Planning a road trip: you know the distance is 450 km and you want to arrive in 5 hours. Select 'Calculate Speed' and enter 450 km and 5 hours to find you need to average 90 km/h.

FAQ

Does the calculator assume constant speed the whole way?
Yes. The underlying equation is speed = distance / time, so it gives the average needed to cover the distance in that time. Real trips have slowdowns, traffic, breaks. Use it for planning and reality-check against a buffer.
Can I mix units, like miles for distance and km/h for speed?
Yes. Each row has its own unit dropdown, so you can enter distance in miles, leave speed in km/h, and ask for time in minutes. Internally everything converts to km, km/h and hours before the formula runs.

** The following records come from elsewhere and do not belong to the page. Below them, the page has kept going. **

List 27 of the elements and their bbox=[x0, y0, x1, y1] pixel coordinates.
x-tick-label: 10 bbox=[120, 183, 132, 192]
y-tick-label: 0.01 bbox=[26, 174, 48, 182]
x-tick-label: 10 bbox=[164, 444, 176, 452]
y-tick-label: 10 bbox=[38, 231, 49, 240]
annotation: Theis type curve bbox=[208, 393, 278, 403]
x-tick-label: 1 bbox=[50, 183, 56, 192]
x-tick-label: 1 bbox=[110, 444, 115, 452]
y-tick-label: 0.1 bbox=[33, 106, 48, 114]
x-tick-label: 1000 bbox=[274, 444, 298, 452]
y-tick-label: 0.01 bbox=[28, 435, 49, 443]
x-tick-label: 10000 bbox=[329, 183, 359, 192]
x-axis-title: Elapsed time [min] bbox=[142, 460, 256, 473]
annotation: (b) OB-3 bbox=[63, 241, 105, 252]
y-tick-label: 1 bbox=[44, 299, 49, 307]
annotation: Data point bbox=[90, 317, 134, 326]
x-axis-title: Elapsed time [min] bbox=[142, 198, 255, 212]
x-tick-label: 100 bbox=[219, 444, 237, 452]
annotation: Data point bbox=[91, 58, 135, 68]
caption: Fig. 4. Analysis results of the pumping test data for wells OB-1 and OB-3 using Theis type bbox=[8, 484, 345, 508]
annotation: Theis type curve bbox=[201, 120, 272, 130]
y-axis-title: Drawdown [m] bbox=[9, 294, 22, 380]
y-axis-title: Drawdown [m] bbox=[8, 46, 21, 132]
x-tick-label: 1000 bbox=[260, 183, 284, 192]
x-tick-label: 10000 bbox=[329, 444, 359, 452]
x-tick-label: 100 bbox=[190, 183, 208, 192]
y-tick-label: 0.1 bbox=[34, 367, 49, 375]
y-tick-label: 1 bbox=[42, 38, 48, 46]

How do I figure out pace per kilometre for running?
Quickest way: switch to the Pace tab, pick a race distance like 5K or marathon (or type your own), enter your finish time, and it shows pace in both min/km and min/mile. You can also do it on the Calculator tab — set distance to 1 km, time to your target pace, and solve for speed; the km/h roughly equals 60 divided by your pace.
Why is m/s an option — when does anyone use that?
Metres per second is the SI base unit and shows up in physics problems, engineering specs, and sports like swimming. It's also handy when you want a feel for very low speeds: 1 m/s is a comfortable walking pace.
What if I enter zero or leave a field blank?
The calculator waits until both known values are positive numbers before computing. A blank or zero on one of the two inputs simply hides the result rather than dividing by zero. Fix the input and the answer reappears.